Los antiguos habitantes se vieron forzados a dejar las laderas erosionadas, ya carentes de suelo fértil y cubierta vegetal suficiente, para asentarse en los valles donde se acumulaban suelos más profundos y recreados a partir de sedimentos reposicionados. En estos nuevos asentamientos se desarrollaron técnicas agrícolas incipientes, adaptándose a un entorno modificado que exigía la innovación en el manejo de recursos y la productividad alimentaria. Asimismo, la frecuente ocurrencia de incendios naturales en el Levante desde períodos anteriores a la revolución neolítica se vincula con la dinámica natural de un clima mediterráneo cálido y seco, con ciclos estacionales bien definidos. Sin embargo, la intensidad y duración inusuales de esos incendios durante el Holoceno temprano evidencian una alteración excepcional en el régimen natural, probablemente asociada a variaciones orbitales y climáticas a escala global que repercutieron localmente. Este complejo escenario de incendios masivos, erosión y sucesión ecológica puede haber actuado como un catalizador para la diferenciación cultural y económica.

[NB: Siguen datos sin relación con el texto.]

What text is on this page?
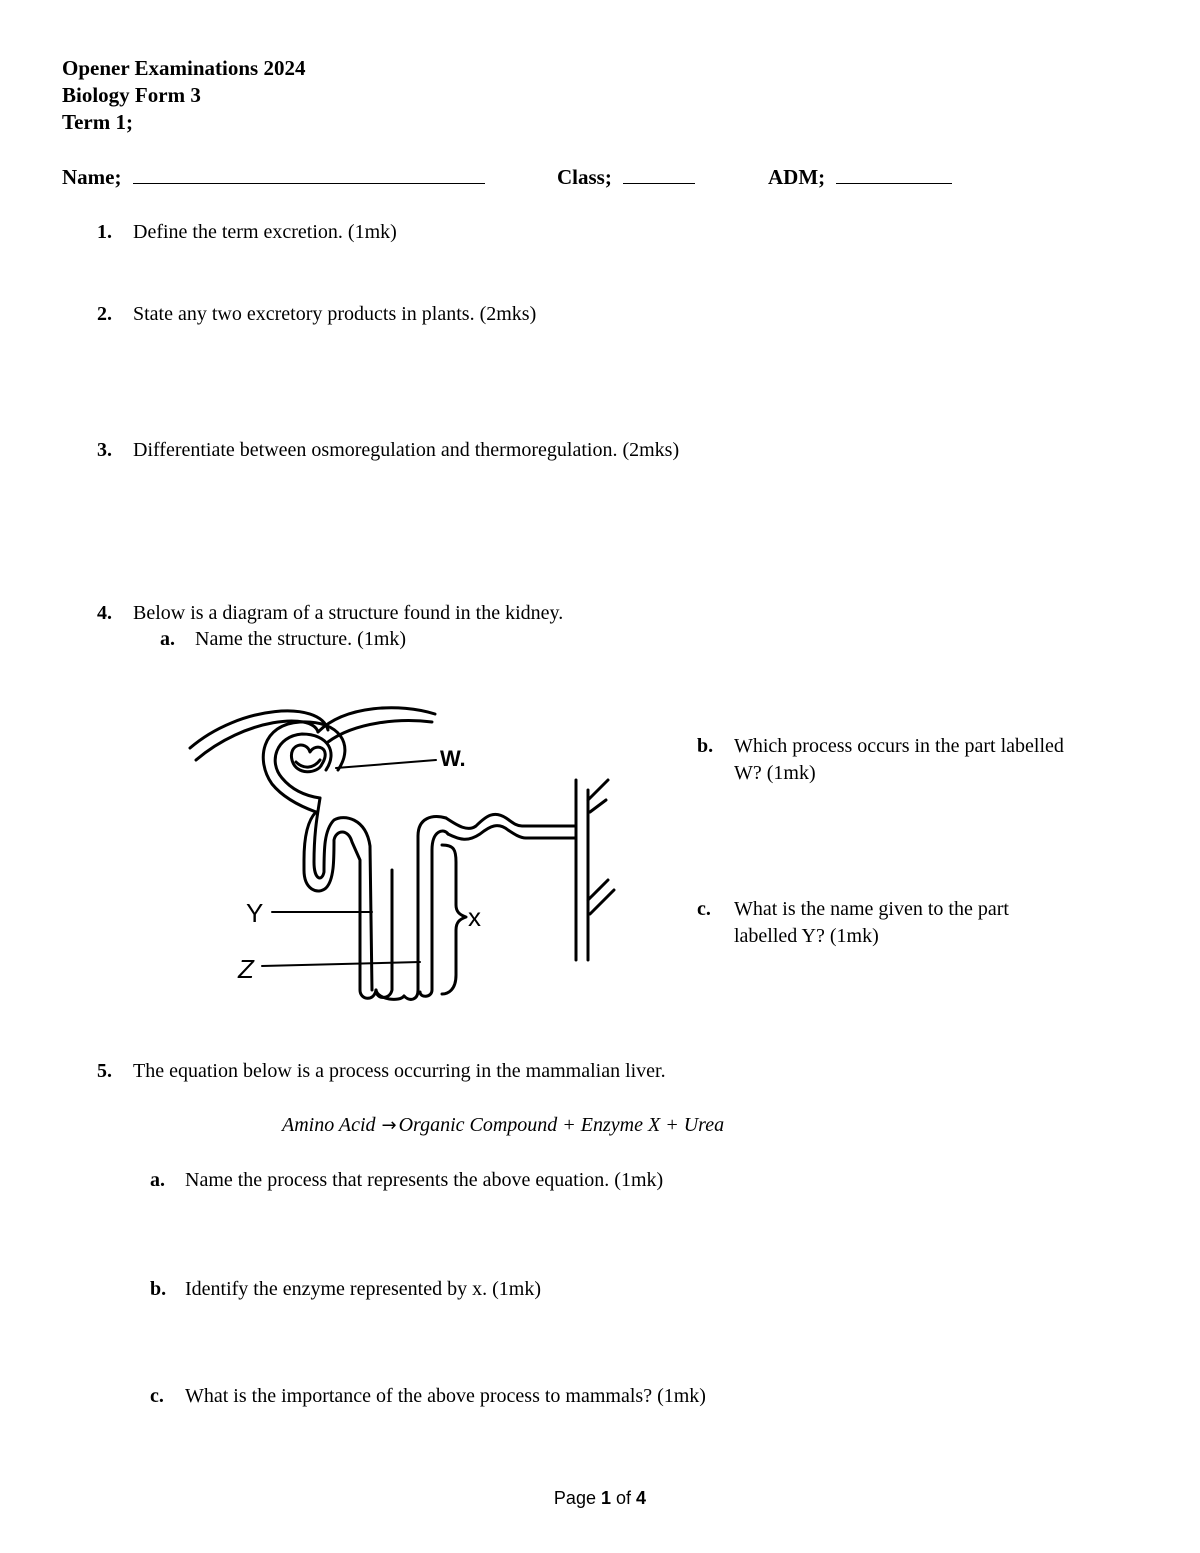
Opener Examinations 2024
Biology Form 3
Term 1;
Name;	Class;	ADM;
1. Define the term excretion. (1mk)
2. State any two excretory products in plants. (2mks)
3. Differentiate between osmoregulation and thermoregulation. (2mks)
4. Below is a diagram of a structure found in the kidney.
a. Name the structure. (1mk)
W.
x
Y
Z
b. Which process occurs in the part labelled
W? (1mk)
c. What is the name given to the part
labelled Y? (1mk)
5. The equation below is a process occurring in the mammalian liver.
Amino Acid → Organic Compound + Enzyme X + Urea
a. Name the process that represents the above equation. (1mk)
b. Identify the enzyme represented by x. (1mk)
c. What is the importance of the above process to mammals? (1mk)
Page 1 of 4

La presión ambiental pudo haber impulsado a grupos humanos a innovar para sobrevivir, apostando por la domesticación de plantas y animales y la sedentarización. Así, la revolución neolítica no solo debe entenderse como un logro tecnológico o cultural aislado, sino como una respuesta directa a cambios ambientales severos y desafíos ecológicos. En términos de suelos y agricultura, la erosión provocada por los incendios degradó las fuentes naturales tradicionales, pero al mismo tiempo los depósitos sedimentarios en los valles crearon espacios nuevos y fértiles para cultivar. Este desplazamiento físico y funcional forzó un cambio en las prácticas de subsistencia, incentivando un conocimiento profundo sobre ciclos naturales, propiedades de suelos y selección de especies útiles. Por tanto, la agricultura neolítica emergió no solo por el talento y la voluntad humana, sino también como una adaptación al paisaje transformado por fenómenos naturales catastróficos.
Las evidencias de cambios isotópicos entre C3 y C4 en los speleotemas sugieren que mientras la vegetación forestal y arbórea desaparecía de las laderas, pastizales más resistentes, típicos de ambientes savánicos, colonizaban las zonas sedimentarias. Esta dinámica habría modificado la disponibilidad de recursos vegetales, impulsando también cambios en la dieta y en la explotación de la fauna local por parte de los primeros pobladores neolíticos. Por otra parte, la periodicidad observada en picos de incendios en intervalos cercanos a 100 mil años, relacionada con fases cálidas dominadas por forzamientos orbitales, establece un patrón natural recurrente de perturbaciones ambientales severas, lo que sugiere que la revuelta ecológica experimentada en el Holoceno temprano no fue única y forma parte de una fluctuación climática mucho más amplia. La interacción entre estos factores naturales y las acciones humanas posteriores pinta un cuadro complejo en el que los incendios, lejos de ser solo agentes de destrucción, pudieron actuar como mecanismos regenerativos y selectivos contribuyendo a la formación de nuevos ecosistemas y al estímulo de la innovación humana. Las innovaciones sociales vinculadas a esta adaptación incluyen desde el desarrollo de tecnologías para la agricultura irrigada y la domesticación animal hasta cambios en la organización social que sostuvieron comunidades sedentarias cada vez más grandes y complejas.